The Young House: a modern suburban supernatural suspense story
Part 1:
There isn’t anything remarkable about the old brick farmhouse. It was an eyesore with its crumbling chimney and sagging porch, but something about it drew me in from the start. It’s a small house on a scraggly, half-acre lot. The old stone well house still stood beside a leaning big with peeling red paint, despite the rest of the neighborhood being tied to the city water decades before, and the old woodshed was still piled high with molding logs. The land might have been grand once; many farms in the area had been, but as the suburbs grew, the farms shrunk. Now the property had receded to the old, abandoned 2-bedroom house. Its empty windows were boarded up with rotting plywood, but faint echoes of memories filled the lot with a presence that felt alive and restless.

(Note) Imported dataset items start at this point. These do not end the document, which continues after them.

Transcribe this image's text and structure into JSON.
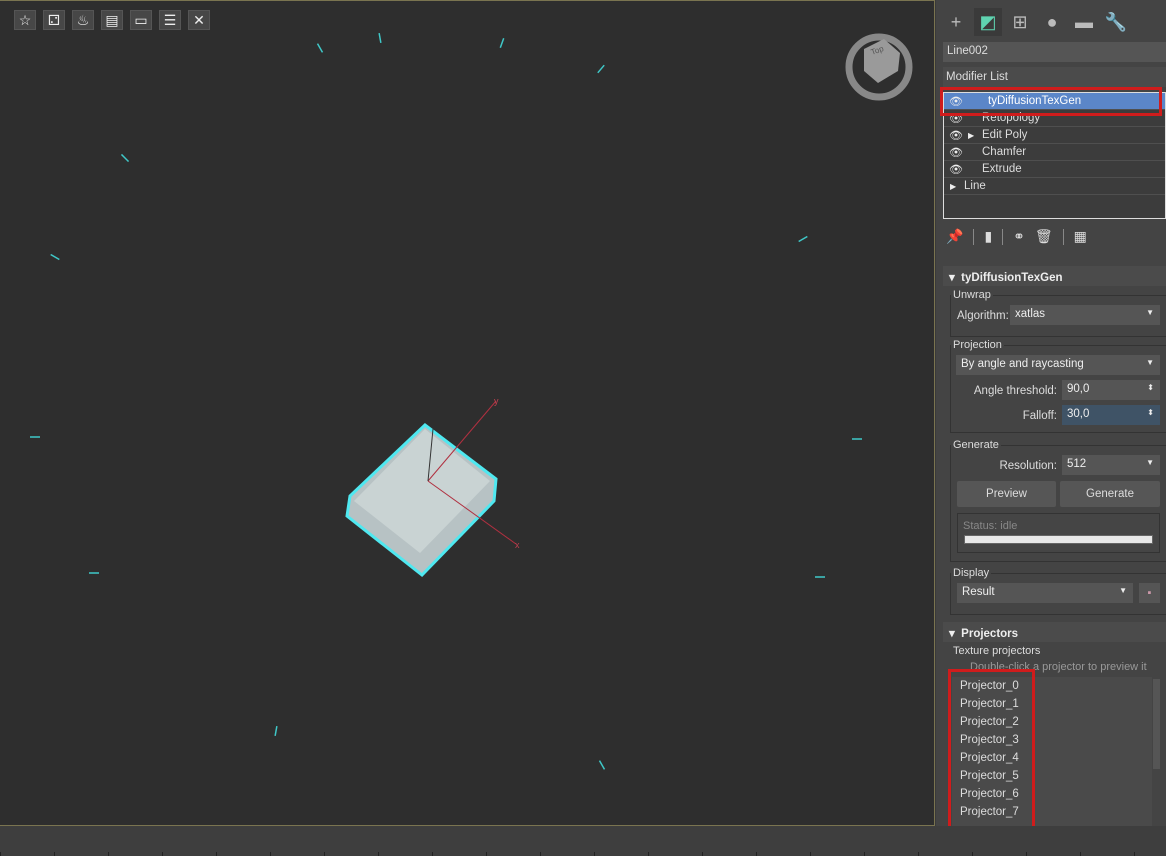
{
  "viewport": {
    "toolbar": [
      "favorite-icon",
      "dice-icon",
      "bake-icon",
      "save-icon",
      "display-icon",
      "settings-sliders-icon",
      "close-icon"
    ],
    "viewcube_label": "Top",
    "axis_x": "x",
    "axis_y": "y",
    "selection_color": "#4fe8f0"
  },
  "panel": {
    "tabs": [
      "create",
      "modify",
      "hierarchy",
      "motion",
      "display",
      "utilities"
    ],
    "object_name": "Line002",
    "modifier_list_label": "Modifier List",
    "stack": [
      {
        "label": "tyDiffusionTexGen",
        "eye": true,
        "expand": false,
        "selected": true
      },
      {
        "label": "Retopology",
        "eye": true,
        "expand": false
      },
      {
        "label": "Edit Poly",
        "eye": true,
        "expand": true
      },
      {
        "label": "Chamfer",
        "eye": true,
        "expand": false
      },
      {
        "label": "Extrude",
        "eye": true,
        "expand": false
      },
      {
        "label": "Line",
        "eye": false,
        "expand": true
      }
    ],
    "rollout_title": "tyDiffusionTexGen",
    "unwrap": {
      "group": "Unwrap",
      "algorithm_label": "Algorithm:",
      "algorithm": "xatlas"
    },
    "projection": {
      "group": "Projection",
      "mode": "By angle and raycasting",
      "angle_label": "Angle threshold:",
      "angle": "90,0",
      "falloff_label": "Falloff:",
      "falloff": "30,0"
    },
    "generate": {
      "group": "Generate",
      "resolution_label": "Resolution:",
      "resolution": "512",
      "preview": "Preview",
      "generate": "Generate",
      "status": "Status: idle",
      "progress": 0
    },
    "display": {
      "group": "Display",
      "value": "Result"
    },
    "projectors": {
      "title": "Projectors",
      "group": "Texture projectors",
      "hint": "Double-click a projector to preview it",
      "items": [
        "Projector_0",
        "Projector_1",
        "Projector_2",
        "Projector_3",
        "Projector_4",
        "Projector_5",
        "Projector_6",
        "Projector_7"
      ]
    },
    "highlight_color": "#d01c1c",
    "selected_color": "#5b86c8"
  }
}
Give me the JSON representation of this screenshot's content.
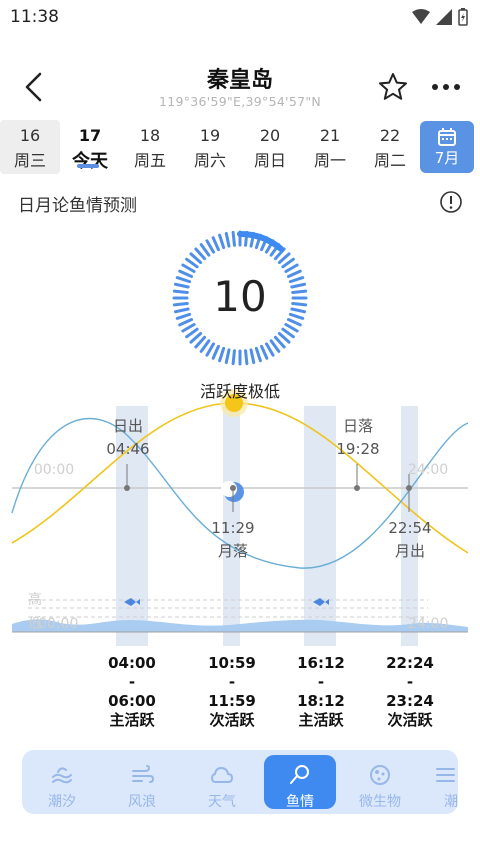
{
  "status": {
    "time": "11:38"
  },
  "header": {
    "title": "秦皇岛",
    "coords": "119°36'59\"E,39°54'57\"N"
  },
  "dates": [
    {
      "day": "16",
      "weekday": "周三"
    },
    {
      "day": "17",
      "weekday": "今天"
    },
    {
      "day": "18",
      "weekday": "周五"
    },
    {
      "day": "19",
      "weekday": "周六"
    },
    {
      "day": "20",
      "weekday": "周日"
    },
    {
      "day": "21",
      "weekday": "周一"
    },
    {
      "day": "22",
      "weekday": "周二"
    }
  ],
  "month_button": "7月",
  "section_title": "日月论鱼情预测",
  "gauge": {
    "value": "10",
    "label": "活跃度极低",
    "fraction": 0.1
  },
  "chart": {
    "axis_start": "00:00",
    "axis_end": "24:00",
    "sunrise": {
      "label": "日出",
      "time": "04:46"
    },
    "sunset": {
      "label": "日落",
      "time": "19:28"
    },
    "moonset": {
      "label": "月落",
      "time": "11:29"
    },
    "moonrise": {
      "label": "月出",
      "time": "22:54"
    },
    "tide_high": "高",
    "tide_low": "低",
    "tide_start": "00:00",
    "tide_end": "24:00"
  },
  "windows": [
    {
      "start": "04:00",
      "sep": "-",
      "end": "06:00",
      "type": "主活跃"
    },
    {
      "start": "10:59",
      "sep": "-",
      "end": "11:59",
      "type": "次活跃"
    },
    {
      "start": "16:12",
      "sep": "-",
      "end": "18:12",
      "type": "主活跃"
    },
    {
      "start": "22:24",
      "sep": "-",
      "end": "23:24",
      "type": "次活跃"
    }
  ],
  "tabs": [
    {
      "label": "潮汐",
      "icon": "tide-icon"
    },
    {
      "label": "风浪",
      "icon": "wind-icon"
    },
    {
      "label": "天气",
      "icon": "cloud-icon"
    },
    {
      "label": "鱼情",
      "icon": "fish-hook-icon"
    },
    {
      "label": "微生物",
      "icon": "microbe-icon"
    },
    {
      "label": "潮",
      "icon": "more-tab-icon"
    }
  ],
  "colors": {
    "accent": "#3e8af0",
    "sun_curve": "#f0c419",
    "moon_curve": "#6aaed6"
  }
}
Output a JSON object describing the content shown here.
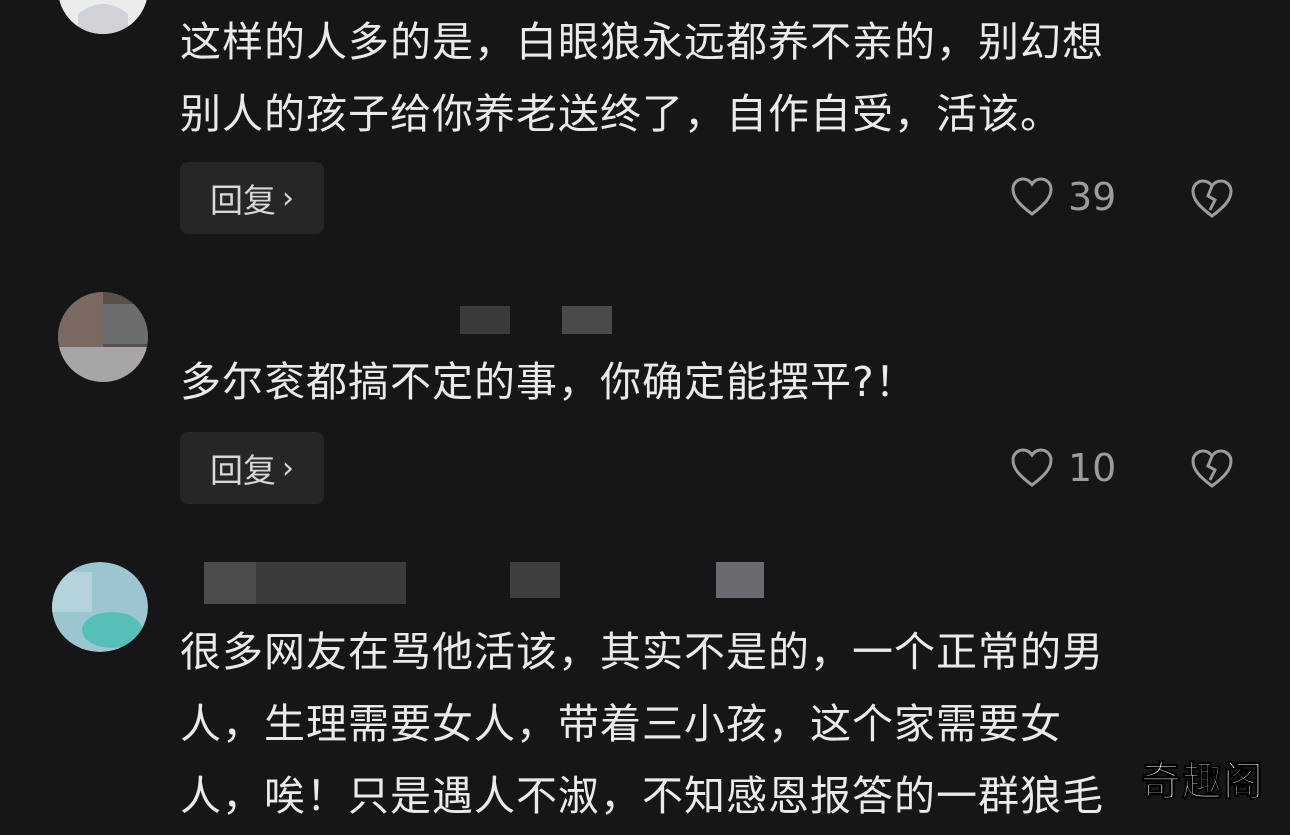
{
  "comments": [
    {
      "text_lines": [
        "这样的人多的是，白眼狼永远都养不亲的，别幻想",
        "别人的孩子给你养老送终了，自作自受，活该。"
      ],
      "reply_label": "回复",
      "reply_chevron": "›",
      "like_count": "39",
      "like_icon": "heart-outline-icon",
      "dislike_icon": "broken-heart-icon"
    },
    {
      "text_lines": [
        "多尔衮都搞不定的事，你确定能摆平?！"
      ],
      "reply_label": "回复",
      "reply_chevron": "›",
      "like_count": "10",
      "like_icon": "heart-outline-icon",
      "dislike_icon": "broken-heart-icon"
    },
    {
      "text_lines": [
        "很多网友在骂他活该，其实不是的，一个正常的男",
        "人，生理需要女人，带着三小孩，这个家需要女",
        "人，唉！只是遇人不淑，不知感恩报答的一群狼毛"
      ]
    }
  ],
  "watermark": "奇趣阁",
  "colors": {
    "background": "#161618",
    "text": "#eaeaec",
    "button_bg": "#262628",
    "icon_gray": "#9c9ca0"
  }
}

Local gossip said the place had been on and off the market for years, but no one wanted it- not even for the prime location it stood on. No one lived in it, and no one cared for it, but the old house refused to disappear. No matter how heavy storms raged, earthquakes rumbled, and the canyon winds howled, the old bricks stood tall and the roof held steady. For decades the old house survived, out of place, among all the McMansions in the white-picket suburb, a piece of the past that refused to surrender to time.
I hadn’t meant to linger that night after my evening run. The moon was already hanging low, casting a blue glow on my dark skin by the time I came to the property line. I didn’t remember stopping, but I must have. My feet were planted on the concrete at the edge of the dead grass, my body facing away from the street and toward the shadow drenched structure. The world around me went mute and gray, as if making way for the voiceless whispers that echoed in my ears -intelligible- but insistent and demanding. Seconds dragged on and raced forward like a dream. The attic window beckoned me like a pleading eye, not with words but with a weedeling urgency. My right foot left the concrete.
“Are you alright, young lady?” The elderly gentleman shuffled toward me from across the street. His wrinkled face heavy with concern, visible even in the growing dark.
“I’m fine, just lost in thought, I guess.” I said, stepping back onto the concrete, away from the dead grass I threatened to cross.
“It’s not safe to linger here after dark. I recommend you get home now.” His voice was gruff but gentle, how I imagined the grandfather I never knew would sound.
“Yes, it is getting late. I know it’s not usually a good idea to be out at this time, but this neighborhood seems so safe.” The voices that whispered in my ears had stopped, but I still felt a presence staring from the attic.
“It isn’t the people around here you should be worried about. There are other things that can cause a young lady like you some trouble.”
“Yes, you’re probably right.” I said, feeling that some deeper meaning was laced into his cryptic warning. “Good night then.” I wished him, as he smiled and waved his hand in farewell, watching me leave as if to make sure I was really going home. When I looked back after passing the next house over, I saw he was no longer watching me, but frowning at the old house, glaring at the attic.